The pattern of distal demyelination with slowing alone differs from the one with coexistent conduction block. DLs are prolonged, and late responses are still abnormal. However, motor amplitude usually remains normal. In contrast, sensory amplitudes often decrease, not from conduction block but from the process of temporal dispersion and phase cancellation. The effects of temporal dispersion from demyelination and subsequent phase cancellation are always much more marked for sensory than for motor fibers. Sensory CV is markedly slowed. Without conduction block, the needle EMG is completely normal, including recruitment of MUAPs. This pattern also is quite common and is seen in many distal entrapment neuropathies.

Early Reinnervation After Severe Denervation

NCS Needle EMG
Motor Sensory Spontaneous Activity Activation Recruitment MUAP Morphology
Amplitude: ↓↓↓
CV: Normal/↓
DL: Normal/↑
Amplitude ↓↓↓
CV: Normal/↓
DL: Normal/↑
Fibrillation potentials
Positive waves
Normal ↓↓↓ Short duration
Low amplitude
Polyphasic
↓, Reduced; ↓↓, moderately reduced; ↓↓↓, markedly reduced; ↑, increased.

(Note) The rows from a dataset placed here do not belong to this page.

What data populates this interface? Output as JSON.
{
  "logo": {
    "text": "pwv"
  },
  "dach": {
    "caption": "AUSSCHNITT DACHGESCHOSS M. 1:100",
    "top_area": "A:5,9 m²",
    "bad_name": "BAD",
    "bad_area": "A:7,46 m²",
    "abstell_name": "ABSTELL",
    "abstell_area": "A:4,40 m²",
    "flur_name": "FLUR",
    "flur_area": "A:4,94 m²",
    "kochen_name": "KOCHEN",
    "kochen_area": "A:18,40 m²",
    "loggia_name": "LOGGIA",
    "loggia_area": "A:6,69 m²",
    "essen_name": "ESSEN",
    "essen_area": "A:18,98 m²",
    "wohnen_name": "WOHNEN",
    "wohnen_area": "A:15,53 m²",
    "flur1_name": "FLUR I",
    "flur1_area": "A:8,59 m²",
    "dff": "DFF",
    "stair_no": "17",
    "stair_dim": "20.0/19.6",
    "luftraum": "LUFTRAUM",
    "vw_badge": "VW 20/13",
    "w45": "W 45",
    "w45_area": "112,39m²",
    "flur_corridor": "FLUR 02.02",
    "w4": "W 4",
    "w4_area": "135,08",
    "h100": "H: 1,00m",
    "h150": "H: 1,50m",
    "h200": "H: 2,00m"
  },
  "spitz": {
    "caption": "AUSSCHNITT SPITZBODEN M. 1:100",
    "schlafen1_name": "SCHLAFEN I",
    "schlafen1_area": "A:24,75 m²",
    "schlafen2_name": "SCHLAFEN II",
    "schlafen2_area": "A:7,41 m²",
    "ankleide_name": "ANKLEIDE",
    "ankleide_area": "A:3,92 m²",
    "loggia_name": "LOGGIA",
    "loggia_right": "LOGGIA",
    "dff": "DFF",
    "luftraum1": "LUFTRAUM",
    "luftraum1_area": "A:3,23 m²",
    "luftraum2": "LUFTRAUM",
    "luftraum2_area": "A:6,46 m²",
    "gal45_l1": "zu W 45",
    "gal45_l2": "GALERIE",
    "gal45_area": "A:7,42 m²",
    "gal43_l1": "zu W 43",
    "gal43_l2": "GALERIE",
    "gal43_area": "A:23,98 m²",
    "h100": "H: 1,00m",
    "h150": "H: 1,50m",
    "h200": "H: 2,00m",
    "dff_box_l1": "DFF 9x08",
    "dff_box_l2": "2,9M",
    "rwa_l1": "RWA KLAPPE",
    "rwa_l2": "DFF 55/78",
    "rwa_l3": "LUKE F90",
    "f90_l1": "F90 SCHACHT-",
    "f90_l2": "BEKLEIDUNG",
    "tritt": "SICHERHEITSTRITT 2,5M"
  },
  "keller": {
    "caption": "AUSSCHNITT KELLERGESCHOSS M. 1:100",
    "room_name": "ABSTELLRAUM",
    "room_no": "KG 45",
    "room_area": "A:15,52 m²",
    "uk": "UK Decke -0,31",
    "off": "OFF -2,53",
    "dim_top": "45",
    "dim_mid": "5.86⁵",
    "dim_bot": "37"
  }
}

After severe or complete denervation, in which there are no nearby surviving axons, the only mechanism of reinnervation is regrowth of the axon from the site of injury. As the axon regrows, there comes a time when it reinnervates some but not all of the original muscle fibers. At that point, NCSs show a pattern consistent with marked axonal loss: very low amplitudes, with normal or mildly slowed velocities and latencies. MUAP morphology reveals short-duration, low-amplitude, polyphasic MUAPs, reflecting the reduced number of muscle fibers per motor unit. The morphology of these MUAPs is similar to those of acute myopathic MUAPs, and they are known as nascent units (see Chapter 15 ). The key factor that differentiates between nascent units and myopathic units is the recruitment pattern . Because nascent units follow severe denervation, recruitment is markedly reduced; in contrast, myopathic MUAPs are seen in the context of normal or “early” recruitment. Nascent units are uncommon but serve to reemphasize that not all small, short, polyphasic MUAPs are myopathic.